The director’s latest film, Fahrenheit 11/9, is a broadside against both the president and the Democratic establishment that failed to defeat him. He explains why a leftwing comeback is on the cards
Michael Moore: ‘As I get older, I become more angry.’ Photograph: Chris Pizzello/Invision/AP
It falls to Michael Moore’s empty stomach to help explain to me the difference between hope and optimism. “Right now, I’m hoping that somebody will feed me today,” he says. But that hope is passive. It may whet his appetite, but the disappointment will be all the more crushing if it isn’t satisfied. On the other hand, he explains, optimism is constructive, strategic. “I’m in a first world country, and somewhere I have a wallet with a credit card and some money in it. So the optimist in me has credibility, because it’s safe to say I will eat. Does that make any sense?” I mull it over, and I think so.

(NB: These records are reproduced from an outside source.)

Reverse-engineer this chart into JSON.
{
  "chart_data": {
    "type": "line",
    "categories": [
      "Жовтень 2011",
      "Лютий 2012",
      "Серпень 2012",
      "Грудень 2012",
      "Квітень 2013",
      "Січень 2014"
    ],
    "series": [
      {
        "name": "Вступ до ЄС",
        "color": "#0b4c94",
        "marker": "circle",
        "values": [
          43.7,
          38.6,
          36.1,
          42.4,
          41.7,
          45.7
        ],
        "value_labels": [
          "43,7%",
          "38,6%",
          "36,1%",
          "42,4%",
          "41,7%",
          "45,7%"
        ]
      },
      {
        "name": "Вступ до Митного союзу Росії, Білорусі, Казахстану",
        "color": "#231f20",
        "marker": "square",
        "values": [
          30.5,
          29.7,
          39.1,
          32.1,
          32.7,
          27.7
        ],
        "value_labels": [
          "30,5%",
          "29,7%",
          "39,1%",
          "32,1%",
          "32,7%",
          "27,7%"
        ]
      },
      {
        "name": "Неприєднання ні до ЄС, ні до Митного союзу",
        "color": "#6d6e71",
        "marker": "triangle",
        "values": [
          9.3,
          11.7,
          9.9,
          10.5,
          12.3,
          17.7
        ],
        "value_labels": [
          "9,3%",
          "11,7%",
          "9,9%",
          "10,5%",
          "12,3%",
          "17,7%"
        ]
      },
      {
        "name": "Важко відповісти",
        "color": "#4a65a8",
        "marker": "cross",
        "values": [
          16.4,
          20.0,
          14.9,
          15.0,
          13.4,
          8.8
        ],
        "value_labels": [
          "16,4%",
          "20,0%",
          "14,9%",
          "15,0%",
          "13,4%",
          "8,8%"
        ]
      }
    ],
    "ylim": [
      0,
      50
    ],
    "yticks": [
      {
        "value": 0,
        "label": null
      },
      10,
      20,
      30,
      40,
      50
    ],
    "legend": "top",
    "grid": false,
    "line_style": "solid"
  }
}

While hope is passive, optimism determines the actions we will take.
Throughout our conversation – mostly in a London hotel as he munches on vegetarian dumplings – he scrambles around for these illustrations: some work, some don’t, sometimes he gets lost down a rabbit hole. But it is an insight into the mind of one of the western left’s great communicators: an almost obsessive desire to popularise political issues and causes, to trigger an emotional reaction among audiences that spurs them into action.
His documentaries are designed not simply to inform, but to mobilise people. “Yeah, I was hoping to stop the Iraq war, hoping to end gun violence, to ensure every American has health insurance,” he explains. But he is keen to emphasise that his new film, Fahrenheit 11/9 (9 November 2016 being the day Donald Trump was declared US president-elect), is different. “It’s not some single issue, it’s not just about Donald Trump,” he says. “There’s nothing I can tell you about him that you don’t already know. You’d be wasting time and money to watch that.”